What have been your top achievements for Food Drop?

Partnering with all our retailers and charities has been fantastic, as everyone has been so committed to the mission of reducing food and ensuring surplus food goes to those in need. One of our significant achievements was launching a bespoke platform for Mcdonald’s in three working days when the first lockdown started. The platform connected surplus food in restaurants and distribution centers to charities across the U.K., more than 220 tonnes of food and drink were distributed within the first eight weight weeks of the platform going live.

What’s Next for Food Drop or to help get to zero-waste in general?

Food waste is a growing problem, with more than a third of all food wasted. I think there is massive potential for Food Drop to continue to grow and help a range of retailers. I also believe there is potential for the platform to assist in the redistribution of other surplus items.

Top Tips for reducing food waste while we’re in lockdown?
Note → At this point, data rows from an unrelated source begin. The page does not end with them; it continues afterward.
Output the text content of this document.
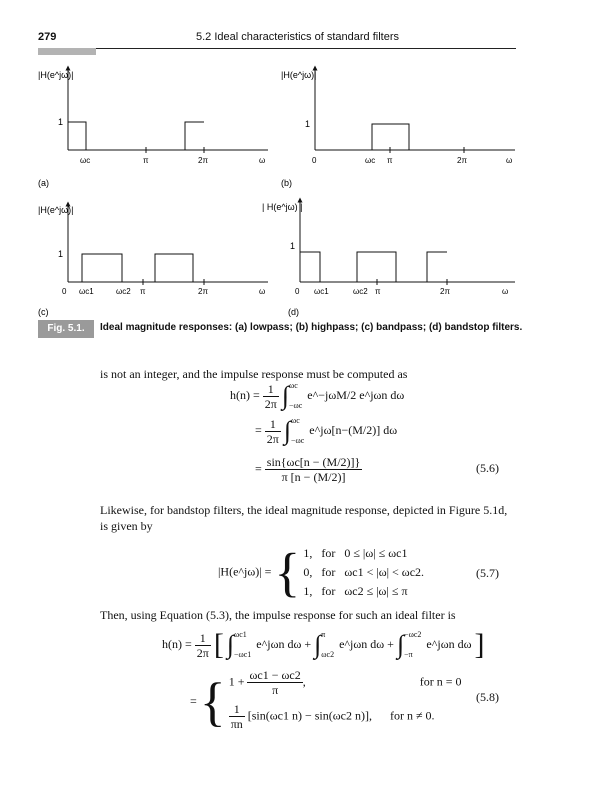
279	5.2 Ideal characteristics of standard filters
|H(e^jω)|
1
ωc	π	2π	ω
(a)
|H(e^jω)|
1
0	ωc π	2π	ω
(b)
|H(e^jω)|
1
0 ωc1	ωc2 π	2π	ω
(c)
| H(e^jω) |
1
0 ωc1	ωc2 π	2π	ω
(d)
Fig. 5.1.	Ideal magnitude responses: (a) lowpass; (b) highpass; (c) bandpass; (d) bandstop filters.
is not an integer, and the impulse response must be computed as
$h(n) = \frac{1}{2\pi}$ ∫ ωc
−ωc
e^−jωM/2 e^jωn dω
= $\frac{1}{2\pi}$ ∫ ωc
−ωc
e^jω[n−(M/2)] dω
= $\frac{\sin\{\omega c[n - (M/2)]\}}{\pi [n - (M/2)]}$	(5.6)
Likewise, for bandstop filters, the ideal magnitude response, depicted in Figure 5.1d, is given by
|H(e^jω)| = { 1, for 0 ≤ |ω| ≤ ωc1
0, for ωc1 < |ω| < ωc2.
1, for ωc2 ≤ |ω| ≤ π
(5.7)
Then, using Equation (5.3), the impulse response for such an ideal filter is
$h(n) = \frac{1}{2\pi}$ [ ∫ ωc1
−ωc1
e^jωn dω + ∫ π
ωc2
e^jωn dω + ∫ −ωc2
−π
e^jωn dω ]
= { $1 + \frac{\omega c1 - \omega c2}{\pi}$ ,	for n = 0
$\frac{1}{\pi n} [\sin(\omega c1$ n) − sin(ωc2 n)], for n ≠ 0.
(5.8)
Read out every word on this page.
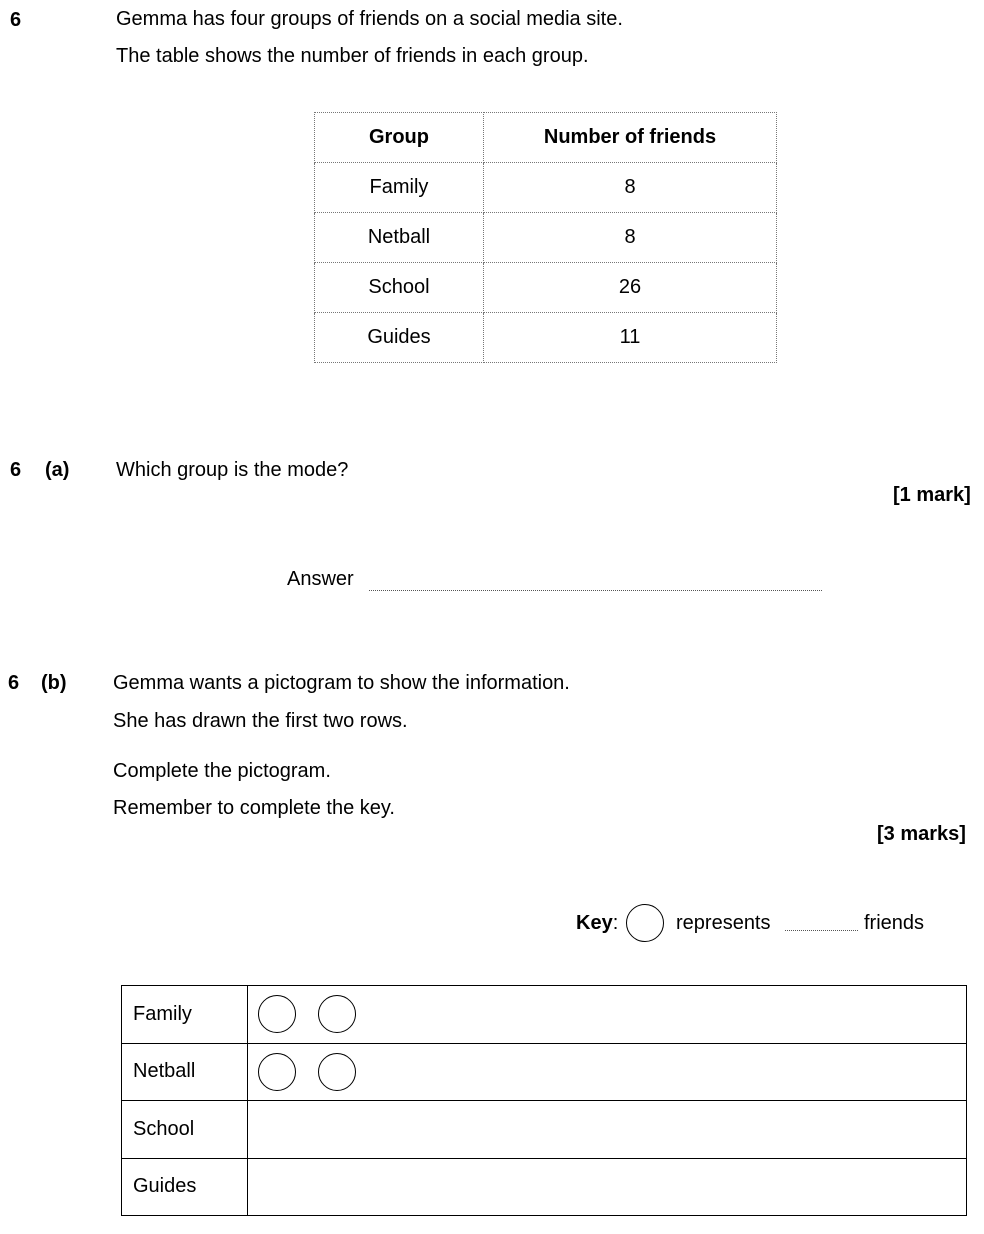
6	Gemma has four groups of friends on a social media site.
The table shows the number of friends in each group.
Group	Number of friends
Family	8
Netball	8
School	26
Guides	11
6 (a) Which group is the mode?
[1 mark]
Answer
6 (b) Gemma wants a pictogram to show the information.
She has drawn the first two rows.
Complete the pictogram.
Remember to complete the key.
[3 marks]
Key:	represents	friends
Family	
Netball	
School	
Guides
My number one tip would be to use your freezer! If I see any veg or fruit is coming to an end, I’ll chop it up and pop it in the freezer. I have found this especially useful for avocados which I buy in bulk and use frozen in my smoothies. The second would be to check what you have before you go food shopping, and if possible plan your meals ahead, so you’re buying what you need. My third tip would be to get creative and try to use up what you have left, one of my favourite dishes is to make a vegetarian lasagne and use up all the leftover vegetables in my fridge.